The Hamiltonian $H = \hat{x}^2 +\hat{p}^2$ has spectrum ($\hbar=1$)
$$E_n = 2n+1\:, \quad n=0,1,\ldots$$
So that
$$e^{it H} = e^{it}\sum_{n=0}^{+\infty} e^{i2nt}|n\rangle \langle n|$$
Let us fix $t$ such that (i) is valid. Condition (i) reads here
$$e^{it H}e^{it H} = e^{2it}\sum_{n=0}^{+\infty} e^{i4nt}|n\rangle \langle n|=
e^{ik}\sum_{n=0}^{+\infty} |n\rangle \langle n|$$
This is possible only if $t= t_m= \frac{\pi m}{2}$ for some $m=0,1,\ldots$. However, for $m=0,2,4,\ldots$ one has
$$e^{it_mH}= I\:,$$
which trivially does not satisfies (ii) and (iii). It remains the case $m=1,3,\ldots$ which produces
$$e^{it_m H} = -\sum_{n=0}^{+\infty} e^{in \pi}|n\rangle \langle n|\:.$$
Therefore, our candidate is the one for $t=\pi/2$ (the other choices produce the same result): 
$$P:= U(\pi/2,\pi/2) = e^{\frac{i\pi}{2}(\hat{x}^2+ \hat{p}^2)}= -\sum_{n=0}^{+\infty} e^{in \pi}|n\rangle \langle n| = \sum_{n=0}^{+\infty} (-1)^{n+1}|n\rangle \langle n|\:.$$
With this choice $PP=I$.
It is worth noticing that, with this definition, $P$ would be also self-adjoint that is an observable.

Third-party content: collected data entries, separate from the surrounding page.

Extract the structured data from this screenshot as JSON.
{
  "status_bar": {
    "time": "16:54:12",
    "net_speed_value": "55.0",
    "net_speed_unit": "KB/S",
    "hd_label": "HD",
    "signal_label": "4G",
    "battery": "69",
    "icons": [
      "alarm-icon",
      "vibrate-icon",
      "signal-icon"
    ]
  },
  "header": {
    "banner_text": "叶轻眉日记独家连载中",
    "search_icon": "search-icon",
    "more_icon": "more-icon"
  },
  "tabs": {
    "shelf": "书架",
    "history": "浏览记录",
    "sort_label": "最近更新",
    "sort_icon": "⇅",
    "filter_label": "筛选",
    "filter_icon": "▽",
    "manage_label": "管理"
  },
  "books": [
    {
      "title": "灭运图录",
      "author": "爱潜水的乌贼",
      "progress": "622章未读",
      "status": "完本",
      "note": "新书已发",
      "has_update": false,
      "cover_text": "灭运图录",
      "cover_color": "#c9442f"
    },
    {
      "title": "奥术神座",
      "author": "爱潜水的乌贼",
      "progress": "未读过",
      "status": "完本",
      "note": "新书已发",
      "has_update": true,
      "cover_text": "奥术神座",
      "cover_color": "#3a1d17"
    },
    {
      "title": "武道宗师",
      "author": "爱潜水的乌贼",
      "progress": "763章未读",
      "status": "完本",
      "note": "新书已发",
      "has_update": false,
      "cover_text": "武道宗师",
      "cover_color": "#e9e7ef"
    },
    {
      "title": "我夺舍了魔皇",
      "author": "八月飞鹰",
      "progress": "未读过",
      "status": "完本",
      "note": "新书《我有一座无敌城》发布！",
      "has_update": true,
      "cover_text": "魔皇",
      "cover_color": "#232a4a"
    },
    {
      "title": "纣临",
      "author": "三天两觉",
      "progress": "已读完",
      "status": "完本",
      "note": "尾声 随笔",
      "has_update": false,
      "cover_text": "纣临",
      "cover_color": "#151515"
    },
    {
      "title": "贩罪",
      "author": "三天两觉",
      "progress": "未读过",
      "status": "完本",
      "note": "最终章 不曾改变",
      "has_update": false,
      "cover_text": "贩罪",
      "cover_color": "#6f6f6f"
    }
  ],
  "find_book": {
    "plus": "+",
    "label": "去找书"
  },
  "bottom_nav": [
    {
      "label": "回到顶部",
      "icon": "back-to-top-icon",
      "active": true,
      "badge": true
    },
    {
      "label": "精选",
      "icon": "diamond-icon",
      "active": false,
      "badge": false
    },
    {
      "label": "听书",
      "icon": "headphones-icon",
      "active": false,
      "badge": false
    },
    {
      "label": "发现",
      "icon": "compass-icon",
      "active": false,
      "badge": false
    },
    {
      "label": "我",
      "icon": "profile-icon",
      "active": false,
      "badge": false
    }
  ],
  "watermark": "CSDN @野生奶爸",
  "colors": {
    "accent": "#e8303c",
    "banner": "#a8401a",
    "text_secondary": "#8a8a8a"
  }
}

To check if (i) and (ii) are true define
$$\hat{x}(t) = e^{itH}\hat{x}e^{-itH} \quad \mbox{and}\quad  \hat{p}(t) = e^{itH}\hat{p}e^{-itH}$$
Using twice commutation relations you easily see that
$$\frac{d^2\hat{x}}{dt^2} + 4 \hat{x}(t)=0 \quad \mbox{and} \quad \frac{d^2\hat{p}}{dt^2} + 4 \hat{p}(t)=0\:.$$
The solutions are (using the fact that $d\hat{x}/dt = 2\hat{p}(t)$ and 
$d\hat{p}/dt = -2\hat{x}(t)$ again from CCR)

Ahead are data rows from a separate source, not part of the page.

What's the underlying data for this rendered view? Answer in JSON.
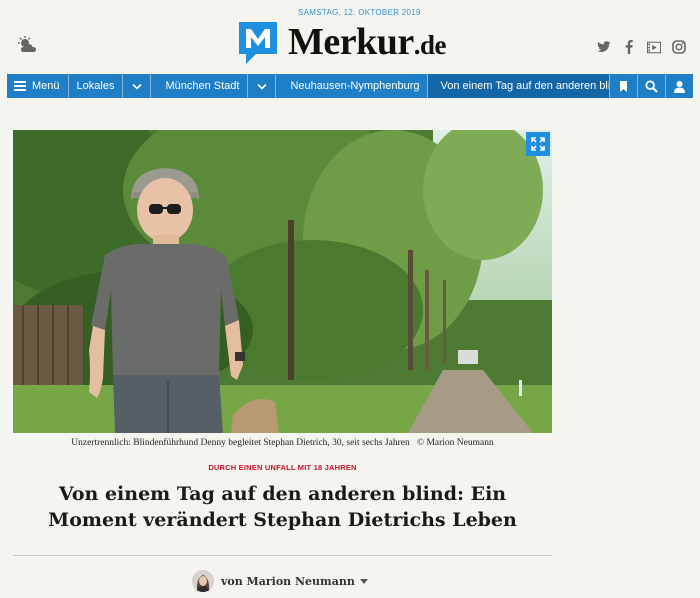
{
  "header": {
    "date": "SAMSTAG, 12. OKTOBER 2019",
    "logo_main": "Merkur",
    "logo_tld": ".de",
    "weather_icon": "partly-cloudy-icon",
    "social_icons": [
      "twitter-icon",
      "facebook-icon",
      "video-icon",
      "instagram-icon"
    ]
  },
  "nav": {
    "menu_label": "Menü",
    "items": [
      "Lokales",
      "München Stadt",
      "Neuhausen-Nymphenburg"
    ],
    "active": "Von einem Tag auf den anderen blind",
    "accent": "#1f7fc6"
  },
  "article": {
    "caption": "Unzertrennlich: Blindenführhund Denny begleitet Stephan Dietrich, 30, seit sechs Jahren",
    "credit": "© Marion Neumann",
    "kicker": "DURCH EINEN UNFALL MIT 18 JAHREN",
    "headline": "Von einem Tag auf den anderen blind: Ein Moment verändert Stephan Dietrichs Leben",
    "author": "von Marion Neumann",
    "kicker_color": "#c8102e"
  }
}
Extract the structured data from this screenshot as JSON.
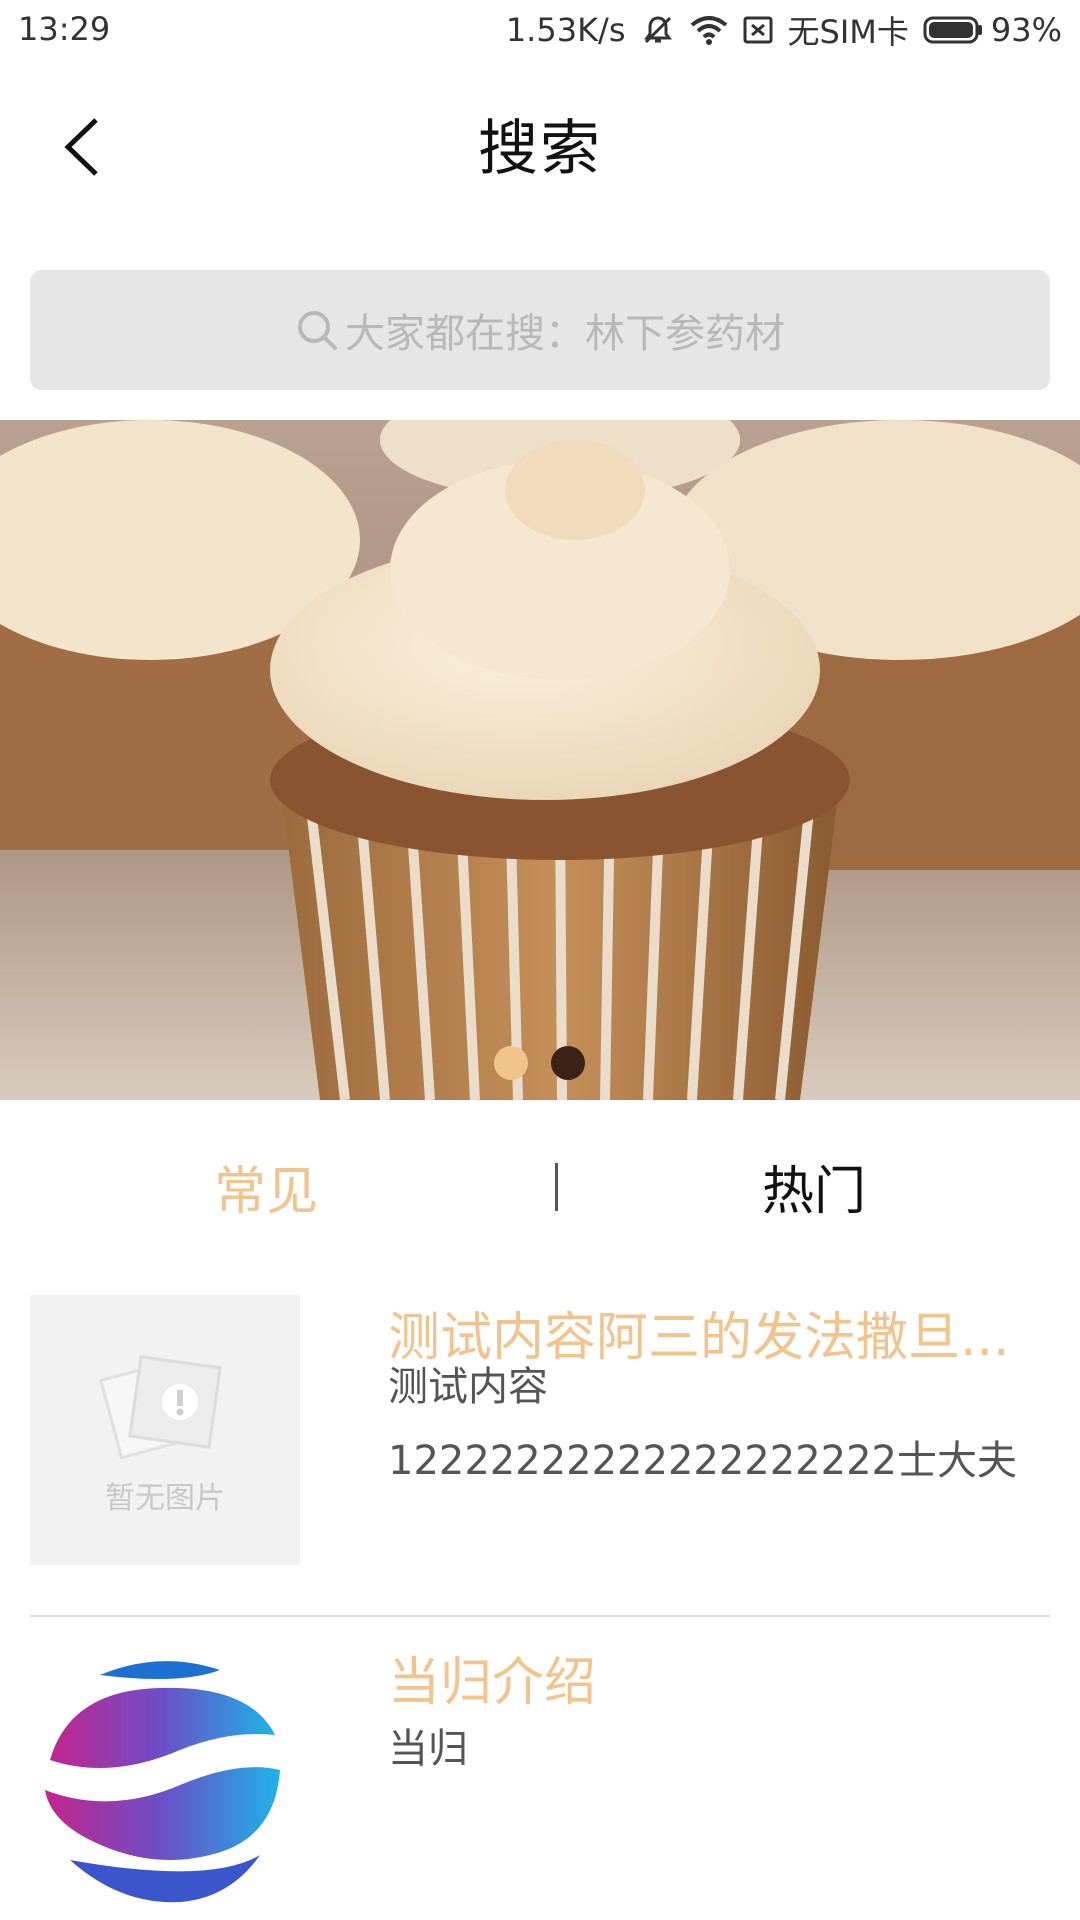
{
  "status_bar": {
    "time": "13:29",
    "net_speed": "1.53K/s",
    "sim": "无SIM卡",
    "battery": "93%",
    "icons": [
      "mute-icon",
      "wifi-icon",
      "no-sim-icon",
      "battery-icon"
    ]
  },
  "header": {
    "title": "搜索",
    "back_icon": "chevron-left-icon"
  },
  "search": {
    "placeholder": "大家都在搜：林下参药材",
    "icon": "search-icon"
  },
  "banner": {
    "image": "cupcake-photo",
    "slide_count": 2,
    "active_slide": 1
  },
  "tabs": [
    {
      "label": "常见",
      "active": true
    },
    {
      "label": "热门",
      "active": false
    }
  ],
  "list": [
    {
      "thumb": "no-image-placeholder",
      "thumb_text": "暂无图片",
      "title": "测试内容阿三的发法撒旦...",
      "desc_line1": "测试内容",
      "desc_line2": "12222222222222222222士大夫"
    },
    {
      "thumb": "globe-logo",
      "title": "当归介绍",
      "desc_line1": "当归"
    }
  ],
  "colors": {
    "accent": "#f2c48d",
    "search_bg": "#e6e6e6",
    "divider": "#dddddd"
  }
}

$$\hat{x}(t) = \hat{x} \cos(2t) + \hat{p} \sin(2t) \quad \mbox{and} \quad 
\hat{p}(t) = \hat{p} \cos(2t) - \hat{x} \sin(2t)\:.$$
You see that, indeed, $$\hat{x}\left(\frac{\pi}{2}\right)= -\hat{x} \quad \mbox{and}\quad \hat{p}\left(\frac{\pi}{2}\right)= -\hat{p}$$
which are equivalent to (ii) and (iii) for $P:= U(\pi/2,\pi/2)$.